On the National Register of Historic Places, the Hunting Island Lighthouse, built in 1859, was moved one mile in 1889 to its present location to avoid the encroaching tide. The beam was a second order Fresnel light powered by fifty pounds of rendered pig fat which had to be carried up the 167 wrought iron stairs every day by the lighthouse keepers. A technical wonder of its day, the light from the lens was visible for 17 miles.
Several outbuildings and some very knowledgeable park volunteers help visitors understand the very lonely secluded lives of the immigrant families who tended the lighthouse until is was decommissioned in 1933.
Things to Know:
$2/person – maximum six people in a group
44" minimum height requirement.
Saint Helena Chapel of Ease Ruins
At first glance the ruins of Saint Helena Chapel of Ease immediately makes you think of ancient church structures that you might find in the English countryside and little about that impression, except the presence of Spanish moss, will change as you wander the grounds.
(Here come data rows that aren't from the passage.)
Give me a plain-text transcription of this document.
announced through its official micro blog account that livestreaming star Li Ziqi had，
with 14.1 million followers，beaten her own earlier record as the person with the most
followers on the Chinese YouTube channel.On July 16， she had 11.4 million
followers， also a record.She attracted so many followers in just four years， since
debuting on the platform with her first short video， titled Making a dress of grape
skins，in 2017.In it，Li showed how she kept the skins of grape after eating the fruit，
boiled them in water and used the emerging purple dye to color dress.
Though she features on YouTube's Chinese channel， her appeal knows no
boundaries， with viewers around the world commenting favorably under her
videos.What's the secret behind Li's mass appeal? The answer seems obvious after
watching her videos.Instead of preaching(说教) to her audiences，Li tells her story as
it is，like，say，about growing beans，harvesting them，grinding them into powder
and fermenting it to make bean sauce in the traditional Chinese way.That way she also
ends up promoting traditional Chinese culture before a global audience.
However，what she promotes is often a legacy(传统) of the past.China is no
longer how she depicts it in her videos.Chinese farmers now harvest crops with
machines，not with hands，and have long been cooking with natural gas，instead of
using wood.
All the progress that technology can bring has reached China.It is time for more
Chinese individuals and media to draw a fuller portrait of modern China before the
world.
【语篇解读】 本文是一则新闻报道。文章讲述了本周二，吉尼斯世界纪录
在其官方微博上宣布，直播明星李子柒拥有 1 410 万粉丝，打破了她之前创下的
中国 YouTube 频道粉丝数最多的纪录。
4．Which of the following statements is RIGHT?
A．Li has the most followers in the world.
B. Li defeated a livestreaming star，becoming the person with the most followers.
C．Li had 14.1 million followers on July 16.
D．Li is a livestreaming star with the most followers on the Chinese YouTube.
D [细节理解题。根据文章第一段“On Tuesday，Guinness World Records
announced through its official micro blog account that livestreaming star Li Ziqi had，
Built around 1740, tradition has it that the chapel was destroyed by a forest fire in 1886 and never rebuilt. Designated as a Chapel of Ease to serve church members - mainly plantation owners and their families - who were unable to make the trip to the main church of St. Helena in Beaufort some 10 miles northwest. Graceful brick arches, original plaster walls and centuries old graves all contribute to the beauty of this time worn ruin. The grounds are visually fascinating and a prime example of tabby construction popular throughout the South.
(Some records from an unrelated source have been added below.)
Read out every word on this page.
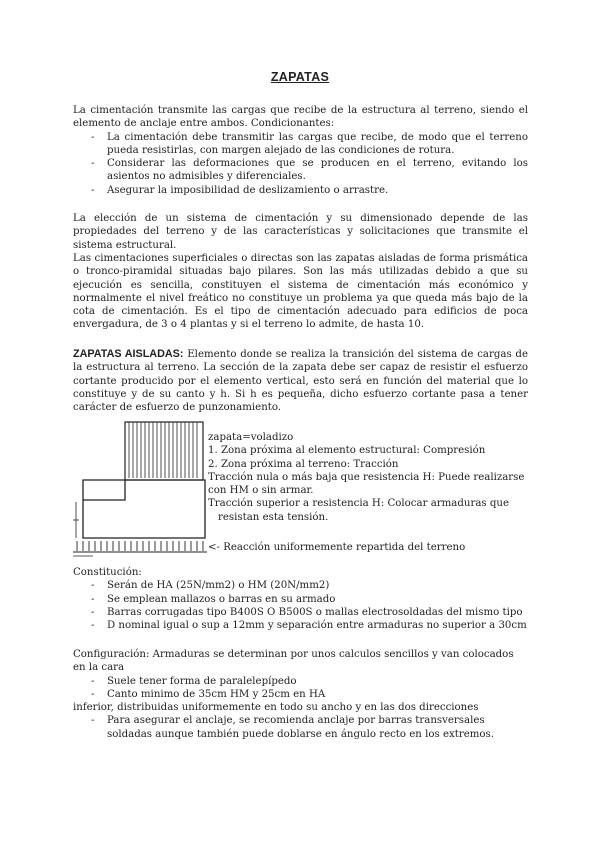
ZAPATAS
La cimentación transmite las cargas que recibe de la estructura al terreno, siendo el elemento de anclaje entre ambos. Condicionantes:
- La cimentación debe transmitir las cargas que recibe, de modo que el terreno pueda resistirlas, con margen alejado de las condiciones de rotura.
- Considerar las deformaciones que se producen en el terreno, evitando los asientos no admisibles y diferenciales.
- Asegurar la imposibilidad de deslizamiento o arrastre.
La elección de un sistema de cimentación y su dimensionado depende de las propiedades del terreno y de las características y solicitaciones que transmite el sistema estructural.
Las cimentaciones superficiales o directas son las zapatas aisladas de forma prismática o tronco-piramidal situadas bajo pilares. Son las más utilizadas debido a que su ejecución es sencilla, constituyen el sistema de cimentación más económico y normalmente el nivel freático no constituye un problema ya que queda más bajo de la cota de cimentación. Es el tipo de cimentación adecuado para edificios de poca envergadura, de 3 o 4 plantas y si el terreno lo admite, de hasta 10.
ZAPATAS AISLADAS: Elemento donde se realiza la transición del sistema de cargas de la estructura al terreno. La sección de la zapata debe ser capaz de resistir el esfuerzo cortante producido por el elemento vertical, esto será en función del material que lo constituye y de su canto y h. Si h es pequeña, dicho esfuerzo cortante pasa a tener carácter de esfuerzo de punzonamiento.
zapata=voladizo
1. Zona próxima al elemento estructural: Compresión
2. Zona próxima al terreno: Tracción
Tracción nula o más baja que resistencia H: Puede realizarse
con HM o sin armar.
Tracción superior a resistencia H: Colocar armaduras que
resistan esta tensión.
<- Reacción uniformemente repartida del terreno
Constitución:
- Serán de HA (25N/mm2) o HM (20N/mm2)
- Se emplean mallazos o barras en su armado
- Barras corrugadas tipo B400S O B500S o mallas electrosoldadas del mismo tipo
- D nominal igual o sup a 12mm y separación entre armaduras no superior a 30cm
Configuración: Armaduras se determinan por unos calculos sencillos y van colocados en la cara
- Suele tener forma de paralelepípedo
- Canto minimo de 35cm HM y 25cm en HA
inferior, distribuidas uniformemente en todo su ancho y en las dos direcciones
- Para asegurar el anclaje, se recomienda anclaje por barras transversales soldadas aunque también puede doblarse en ángulo recto en los extremos.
Historic Beaufort, South Carolina Waterfront
It would be hard to bypass a visit to historic Beaufort on any trip to the region. At the very least drop into the waterfront to take in the sights of passing sailboats as they make their way down the Intracoastal Waterway. If you're lucky you might even witness the Woods Memorial drawbridge open to allow for some of the taller masted boats to pass underneath.
Grab a coffee or ice-cream and enjoy one of the wooden porch swings along the Beaufort River waterfront. Parking is a reasonable $1/hour and carriage, kayak, and bike tours are available on-site to tour historic Beaufort. First established around 1512, Beaufort is best known for its Civil War-era antebellum mansions (including the Big Chill House) and its Southern charm.
The Marshwalk Boardwalk Trail
One of our most memorable outings, we took the the 1/2 mile round trip Marshwalk Boardwalk Trail to watch a sunset that we won't soon forget. In fact, it's the hike and sunset that forever changed our opinion of the South Carolina Lowcountry. Unobstructed panoramic views out over several thousands of acres of salt marsh with the Harbor River beyond. If crabbing is your thing, then it is an excellent location with a large deck that juts out into the salt marsh and plenty of comfortable seating. Bring warm clothes in the off-season, and plan for mosquitoes during the warmer months. Leave plenty of space on your camera to capture a gorgeous Lowcountry sunset.